这篇随笔是对Wikipedia上k-d tree词条的摘录, 我认为解释得相当生动详细, 是一篇不可多得的好文.


Overview

A \(k\)-d tree (short for \(k\)-dimensional tree) is a binary space-partitioning tree for organizing points in a \(k\)-dimensional space. \(k\)-d trees are a useful data structure for searches involving a multidimensional search key.

Construction

The canonical method of \(k\)-d tree construction has the following constraints:

  • As one moves down the tree, one cycles through the axes used to select the splitting planes.
  • Points are inserted by selecting the median of the points being put into the subtree, with respect to their coordinates in the axis being used to create the splitting plane.

This method leads to a balanced \(k\)-d tree, in which each leaf node is approximately the same distance from the root. However, balanced trees are not necessarily optimal for all applications.

Nearest Neighboring Search

Terms:

  • the split dimensions
  • the splitting (hyper)plane
  • "current best"

The nearest neighbor (NN) search algorithm aims to find the point in the tree that is nearest to a given point. This search can be done efficiently by using the tree properties to quickly eliminate large portions of the search space.

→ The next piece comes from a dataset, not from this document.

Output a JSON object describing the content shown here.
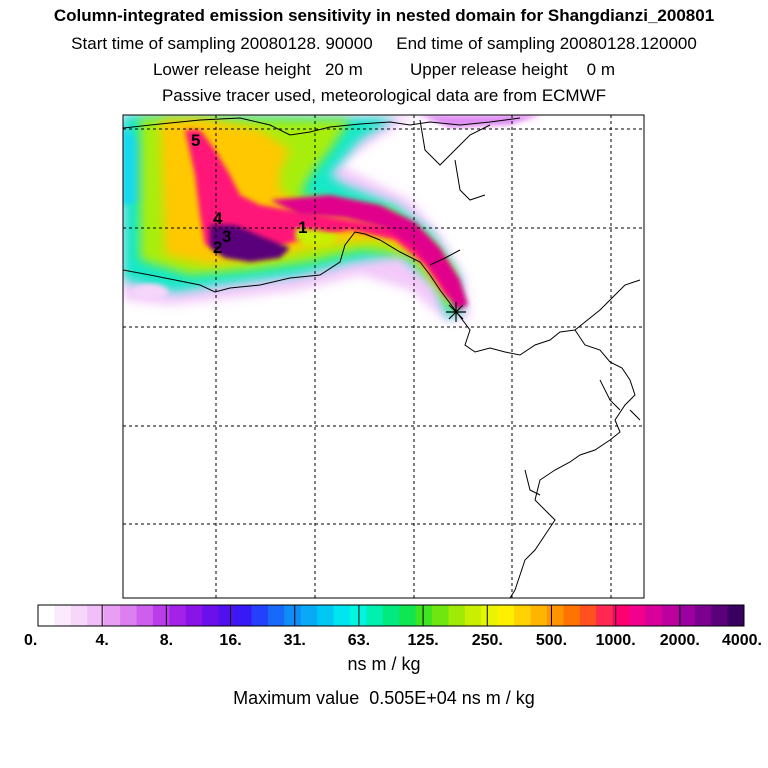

Searching for a nearest neighbor in a \(k\)-d tree proceeds as follows:

  1. Starting with the root node, the algorithm moves down the tree recursively.
  2. Once the algorithm reaches a leaf node, it saves that node point as "current best"
  3. The algorithm unwinds the recursion of the tree, performing the following steps at each node:
  4. If the current node is closer than the current best, then it becomes the current best.
  5. The algorithm checks whether there could be any points on the other side of the splitting plane that are closer to the search point than the current best. In concept, this is done by intersecting the splitting hyperplane with a hypersphere around the the search point that has a radius equal to the current nearest distance. Since the hyperplanes are all axis-aligned this is implemented as a simple comparison to see whether the distance between the splitting coordinate of the search point and current node is less than the distance (overall coordinates) from the search point to the current best.
    1. If the hypersphere crosses the plane, there could be nearer points on the other side of the plane, so the algorithm must move down the other branch of the tree from the current node looking for closer points, following the same recursive process as the entire search.
    2. If the hypersphere doesn't intersect the splitting plane, then the algorithm continues walking up the tree, and the entire branch on the other side of that node is eliminated.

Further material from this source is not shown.